He was educated at The Oratory School, the Lycée Français Charles de Gaulle (the French school in London), before going up to University College, Durham where he read History (BA Hons) and became President of the Durham Union Society. Before entering politics, he qualified as a barrister of the Inner Temple, and practised in arbitration and criminal law as a member of Goldsmiths Chambers. He is a Fellow of the Chartered Institute of Arbitrators. Leigh was elected a member of Richmond Borough Council and then of the Greater London Council, serving as Councillor between 1974 and 1981.

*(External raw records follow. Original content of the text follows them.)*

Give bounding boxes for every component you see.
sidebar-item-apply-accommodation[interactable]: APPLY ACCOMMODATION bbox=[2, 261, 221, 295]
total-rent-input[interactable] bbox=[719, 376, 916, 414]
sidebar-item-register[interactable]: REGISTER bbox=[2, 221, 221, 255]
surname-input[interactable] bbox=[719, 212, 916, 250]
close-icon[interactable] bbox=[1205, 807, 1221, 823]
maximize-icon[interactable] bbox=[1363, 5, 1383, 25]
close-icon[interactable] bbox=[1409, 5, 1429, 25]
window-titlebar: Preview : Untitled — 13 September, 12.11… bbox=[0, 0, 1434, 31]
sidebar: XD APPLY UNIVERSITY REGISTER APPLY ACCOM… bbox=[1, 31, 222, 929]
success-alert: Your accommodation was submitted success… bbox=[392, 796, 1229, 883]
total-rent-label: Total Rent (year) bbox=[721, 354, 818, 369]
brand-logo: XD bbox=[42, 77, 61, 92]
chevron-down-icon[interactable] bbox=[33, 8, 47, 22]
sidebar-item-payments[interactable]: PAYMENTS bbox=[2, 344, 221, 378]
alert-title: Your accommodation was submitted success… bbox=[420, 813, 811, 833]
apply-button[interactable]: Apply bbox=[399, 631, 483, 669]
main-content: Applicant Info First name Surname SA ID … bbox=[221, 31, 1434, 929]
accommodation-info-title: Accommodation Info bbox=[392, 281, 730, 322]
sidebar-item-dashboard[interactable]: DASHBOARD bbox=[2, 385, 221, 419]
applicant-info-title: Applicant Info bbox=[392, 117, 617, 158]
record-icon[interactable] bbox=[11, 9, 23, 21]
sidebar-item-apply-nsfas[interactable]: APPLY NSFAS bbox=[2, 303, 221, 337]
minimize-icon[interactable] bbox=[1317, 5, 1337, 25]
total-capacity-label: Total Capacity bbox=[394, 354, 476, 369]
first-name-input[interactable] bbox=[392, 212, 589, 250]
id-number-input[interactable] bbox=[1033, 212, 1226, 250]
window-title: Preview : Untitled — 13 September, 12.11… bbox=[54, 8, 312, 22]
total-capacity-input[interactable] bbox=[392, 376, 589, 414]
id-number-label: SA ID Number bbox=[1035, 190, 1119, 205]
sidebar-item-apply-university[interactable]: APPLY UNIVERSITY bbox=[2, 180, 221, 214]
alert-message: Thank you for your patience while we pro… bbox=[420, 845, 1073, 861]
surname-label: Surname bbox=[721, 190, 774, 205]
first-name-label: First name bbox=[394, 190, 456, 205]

Edward Leigh is a son of the late Sir Neville Leigh KCVO, a former Clerk to the Privy Council, of the West Hall, High Legh family, and a nephew of Princess Nikolai Galitzine. He has six children (sons Benedict, Nicholas, Theodore, born 1988, 1994 and 1997, and daughters Natalia, Tamara and Marina, born 1985, 1987 and 1990) by his wife, Mary Goodman, the grandniece of George, Duke of Mecklenburg, whom he married on September 25, 1984 in London. A descendant of King Henry VII himself through his Egerton ancestors, his wife is a descendant of Sophia, Electress of Hanover, making his children about 600th in the line of succession to the British throne.